Continuous images of compact sets are compact
Let $X$ be a compact metric space and $Y$ any metric space. If $f:X \to Y$ is continuous, then $f(X)$ is compact (that is, continuous functions carry compact sets into compact sets).
Proof:
Consider an open cover of $f(X)$.
Then $f(X) \subset \bigcup_{\alpha \in A}V_\alpha$ where each $V_\alpha$ is open in $Y$.
$X \subset f^{-1}(f(X)) \subset f^{-1}\left(\bigcup_{\alpha \in A}V_\alpha\right) = \bigcup_{\alpha \in A}f^{-1}(V_\alpha)$.
Hence $\bigcup_{\alpha \in A}f^{-1}(V_\alpha)$ is an open cover of $X$. Since $X$ is compact then we can choose a finite subcover $\{V_i\}_{i=1}^n$ such that $X \subset \bigcup_{i=1}^n f^{-1}(V_i)$.
So then $f(X) \subset f\left(\bigcup_{i=1}^n f^{-1}(V_i)\right) = \bigcup_{i=1}^n f\left(f^{-1}(V_i)\right) \subset \bigcup_{i=1}^n V_i$, a finite subcover of $f(X)$. $\therefore f(X)$ is compact.
Does this proof have an error?
Thanks for your help.
The proof is not good. Knowing that $f$ is continuous does not say much about $f^{-1}$, while the proof assumes that it exists and is continuous. It was not given that $f$ is a homeomorphism.

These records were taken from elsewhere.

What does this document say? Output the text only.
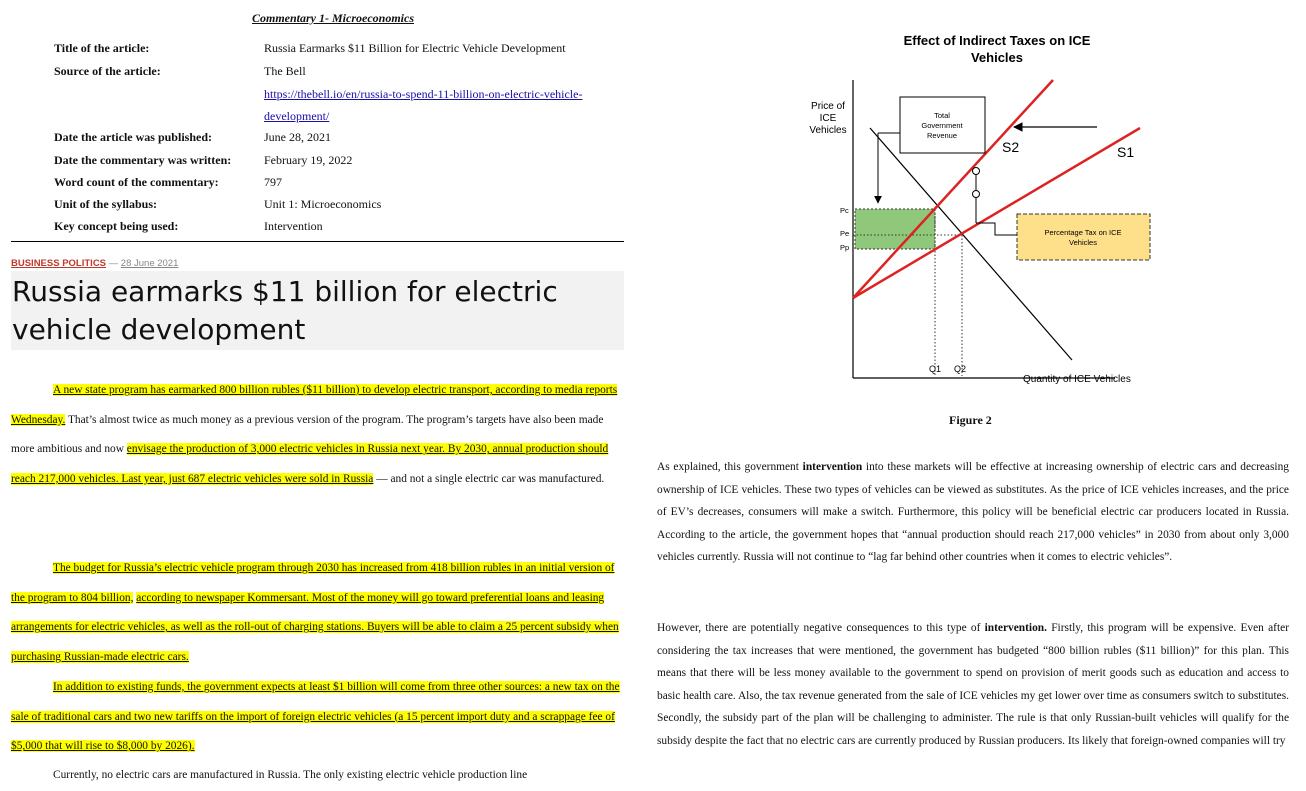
Commentary 1- Microeconomics
Title of the article:	Russia Earmarks $11 Billion for Electric Vehicle Development
Source of the article:	The Bell
https://thebell.io/en/russia-to-spend-11-billion-on-electric-vehicle-
development/
Date the article was published:	June 28, 2021
Date the commentary was written:	February 19, 2022
Word count of the commentary:	797
Unit of the syllabus:	Unit 1: Microeconomics
Key concept being used:	Intervention
BUSINESS POLITICS — 28 June 2021
Russia earmarks $11 billion for electric vehicle development
A new state program has earmarked 800 billion rubles ($11 billion) to develop electric transport, according to media reports Wednesday. That’s almost twice as much money as a previous version of the program. The program’s targets have also been made more ambitious and now envisage the production of 3,000 electric vehicles in Russia next year. By 2030, annual production should reach 217,000 vehicles. Last year, just 687 electric vehicles were sold in Russia — and not a single electric car was manufactured.
The budget for Russia’s electric vehicle program through 2030 has increased from 418 billion rubles in an initial version of the program to 804 billion, according to newspaper Kommersant. Most of the money will go toward preferential loans and leasing arrangements for electric vehicles, as well as the roll-out of charging stations. Buyers will be able to claim a 25 percent subsidy when purchasing Russian-made electric cars.
In addition to existing funds, the government expects at least $1 billion will come from three other sources: a new tax on the sale of traditional cars and two new tariffs on the import of foreign electric vehicles (a 15 percent import duty and a scrappage fee of $5,000 that will rise to $8,000 by 2026).
Currently, no electric cars are manufactured in Russia. The only existing electric vehicle production line
Effect of Indirect Taxes on ICE
Vehicles
Price of
ICE
Vehicles
S2	S1
Pc
Pe
Pp
Q1 Q2
Quantity of ICE Vehicles
Total
Government
Revenue
Percentage Tax on ICE
Vehicles
Figure 2
As explained, this government intervention into these markets will be effective at increasing ownership of electric cars and decreasing ownership of ICE vehicles. These two types of vehicles can be viewed as substitutes. As the price of ICE vehicles increases, and the price of EV’s decreases, consumers will make a switch. Furthermore, this policy will be beneficial electric car producers located in Russia. According to the article, the government hopes that “annual production should reach 217,000 vehicles” in 2030 from about only 3,000 vehicles currently. Russia will not continue to “lag far behind other countries when it comes to electric vehicles”.
However, there are potentially negative consequences to this type of intervention. Firstly, this program will be expensive. Even after considering the tax increases that were mentioned, the government has budgeted “800 billion rubles ($11 billion)” for this plan. This means that there will be less money available to the government to spend on provision of merit goods such as education and access to basic health care. Also, the tax revenue generated from the sale of ICE vehicles my get lower over time as consumers switch to substitutes. Secondly, the subsidy part of the plan will be challenging to administer. The rule is that only Russian-built vehicles will qualify for the subsidy despite the fact that no electric cars are currently produced by Russian producers. Its likely that foreign-owned companies will try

The statement is still true though. Take any sequence $x_n$ in compact $X$. Then it has a convergent subsequence $x_q$ (by definition of compactness). Now take the sequence $f(x_n)$ and notice that it has a convergent subsequence $f(x_q)$ (by definition of continuity). Since for any point $y \in f(X)$ there exists $x \in X $ such that $f(x) = y$, every sequence if $f(X)$ can be written as $f(x_n)$ for some sequence $x_n \in X$ and we are done.